We are far south, but in our school, and I think in most schools they differentiate, so those children who don't know their letters might have different work to those who do, so your child might find at first they are doing some of the easier work, but with some support etc at home I am sure that the diifferences will iron out, and they will reach their potential. After all in recption they have about 5hrs, 2hrs of which has to be free play, some of the time is taken up with assemblies, PE, learning about their project, etc. I'm not saying that these things aren't important, but you can't catch up with a nativity play. There is still such a mix of abilities in my childrens' classes.

It is tricky, how many per year in first school? Is there is some mixing of year groups, so the child will be encountered again? The child though might have lost interest, having been apart for a some time, they may not want to play with a younger child. My dd didn't even recognise a girl she had been to preschool with once she had been in a different school for two terms. The English school sounds nice, but you need to look at your options for secondary etc.

horseymother · 27/03/2012 08:21

Thank you for this everyone. True - I shouldnt let one child dictate where my own goes and the head mistress at the english school seemed bemused/mortified that it was even cause for concern (I sensed she would have nipped such behaviour in the bud immediately). However, after meetings with nursery staff re this older child a while ago and the inability to actually do anything to address the situation...even the headmistress of the two small schools just shrugged her shoulders about the situation and didnt once even moot that she would take the situation in hand and not to worry). I dont havwe much confidence they would protect my child sufficiently (from an emotional point of view I mean). The older child will indeed be a P2 when mine starts as a P1 but they are composite classrooms and the p1's, 2's and 3's are in together so my child would have a few years of this older one who he is actually terrified of. (My child saw him from afar in the local supermarket the other week after not having seen him for a while and mine was just about on my head trying to escape before this older one spotted him and was twitched for the rest of the day).

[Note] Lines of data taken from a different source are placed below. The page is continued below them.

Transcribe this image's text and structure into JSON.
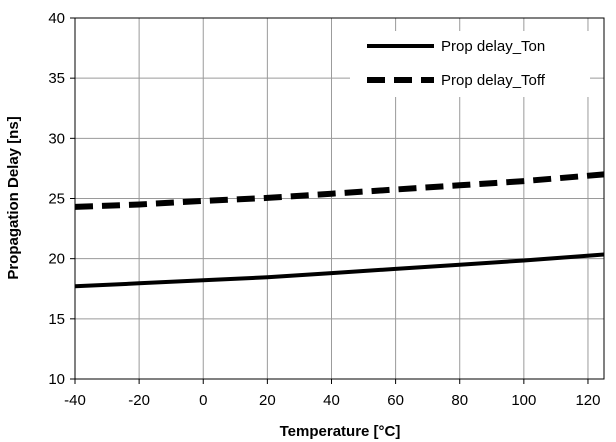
{
  "chart_data": {
    "type": "line",
    "xlabel": "Temperature [°C]",
    "ylabel": "Propagation Delay [ns]",
    "xlim": [
      -40,
      125
    ],
    "ylim": [
      10,
      40
    ],
    "xticks": [
      -40,
      -20,
      0,
      20,
      40,
      60,
      80,
      100,
      120
    ],
    "yticks": [
      10,
      15,
      20,
      25,
      30,
      35,
      40
    ],
    "grid": true,
    "legend_position": "top-right",
    "series": [
      {
        "name": "Prop delay_Ton",
        "line_style": "solid",
        "color": "#000000",
        "x": [
          -40,
          -20,
          0,
          20,
          40,
          60,
          80,
          100,
          125
        ],
        "y": [
          17.7,
          17.95,
          18.2,
          18.45,
          18.8,
          19.15,
          19.5,
          19.85,
          20.35
        ]
      },
      {
        "name": "Prop delay_Toff",
        "line_style": "dashed",
        "color": "#000000",
        "x": [
          -40,
          -20,
          0,
          20,
          40,
          60,
          80,
          100,
          125
        ],
        "y": [
          24.3,
          24.5,
          24.8,
          25.05,
          25.4,
          25.75,
          26.1,
          26.45,
          27.0
        ]
      }
    ]
  }
}
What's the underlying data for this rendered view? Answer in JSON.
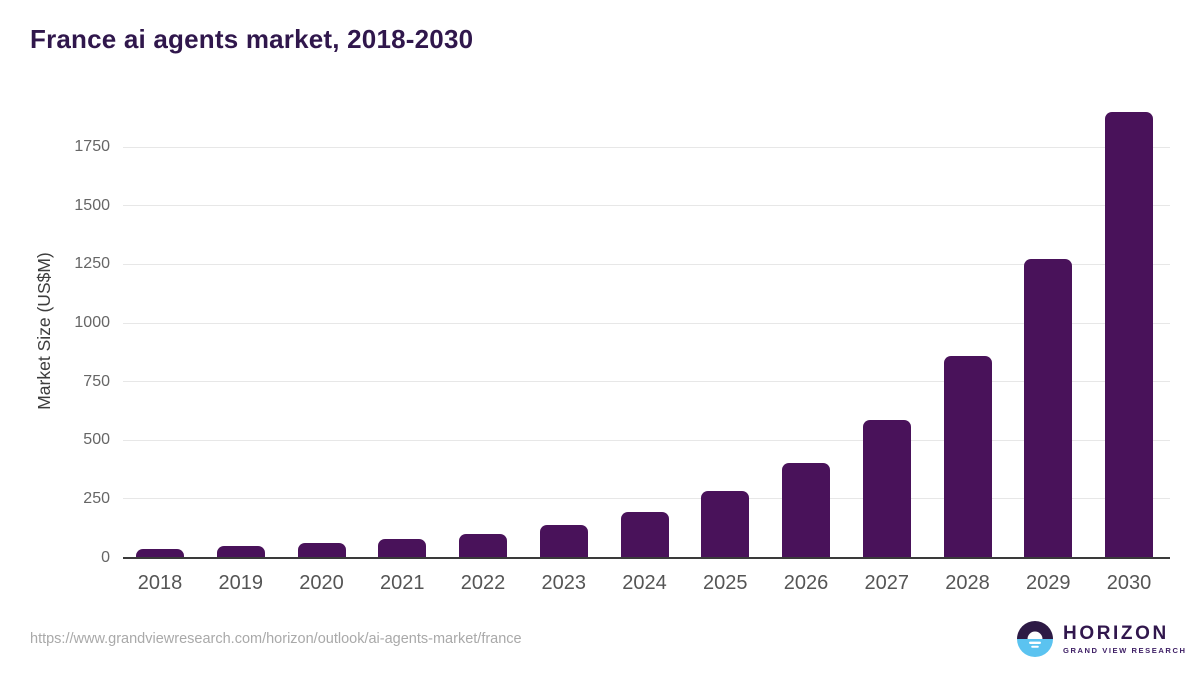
{
  "page": {
    "source_url": "https://www.grandviewresearch.com/horizon/outlook/ai-agents-market/france"
  },
  "logo": {
    "name": "HORIZON",
    "subtitle": "GRAND VIEW RESEARCH",
    "mark_top_color": "#2d1a45",
    "mark_bottom_color": "#5bc3f0",
    "mark_sun_color": "#ffffff"
  },
  "chart_data": {
    "type": "bar",
    "title": "France ai agents market, 2018-2030",
    "categories": [
      "2018",
      "2019",
      "2020",
      "2021",
      "2022",
      "2023",
      "2024",
      "2025",
      "2026",
      "2027",
      "2028",
      "2029",
      "2030"
    ],
    "values": [
      36,
      47,
      61,
      80,
      101,
      137,
      192,
      282,
      405,
      585,
      860,
      1274,
      1902
    ],
    "xlabel": "",
    "ylabel": "Market Size (US$M)",
    "ylim": [
      0,
      1930
    ],
    "yticks": [
      0,
      250,
      500,
      750,
      1000,
      1250,
      1500,
      1750
    ],
    "grid": true,
    "legend": false,
    "bar_color": "#49125a"
  },
  "colors": {
    "title": "#30174c",
    "grid": "#e7e7e7",
    "axis": "#3a3a3a",
    "y_tick_label": "#666666",
    "x_tick_label": "#555555",
    "url": "#a9a9a9"
  }
}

The school which adjoins the pre-school where he is at present has a total of 47 children in total. If he went into this school (with the older child) he would be in a class of 9 (2 p1's, 7 p2's). The school a stones throw from here (again another real country bumpkin school) has a total of 38 in total and mine would be in a class of 15 (5 p1's and the rest a mix of p2's and 3's) then theres the english school with a total of 90 kids my child would be in a reception class of 27.

I think Im beating myself up too much about all this. I just worry for him on an emotional aspect with the english school suddenly being thrown in at the deep end with a bunch of kids he doesnt know (but who all know each other and their routines etc)...academically i know he will be just fine...

Secondary school wise in england there is a school a stones throw from the first school where the first school children go swimming every tuesday now anyway fromreception up over so I guess they get familiar with that school from the start. In scotland he would be at the same school til he's 12 then would go straight to high school 7 miles away.

Im going to go back to both the english school and the little school very nearour house and take my child with me and see how we feel then maybe think again about the school where hes at pre-school now....sometimes too many choices isnt so good on the old brain!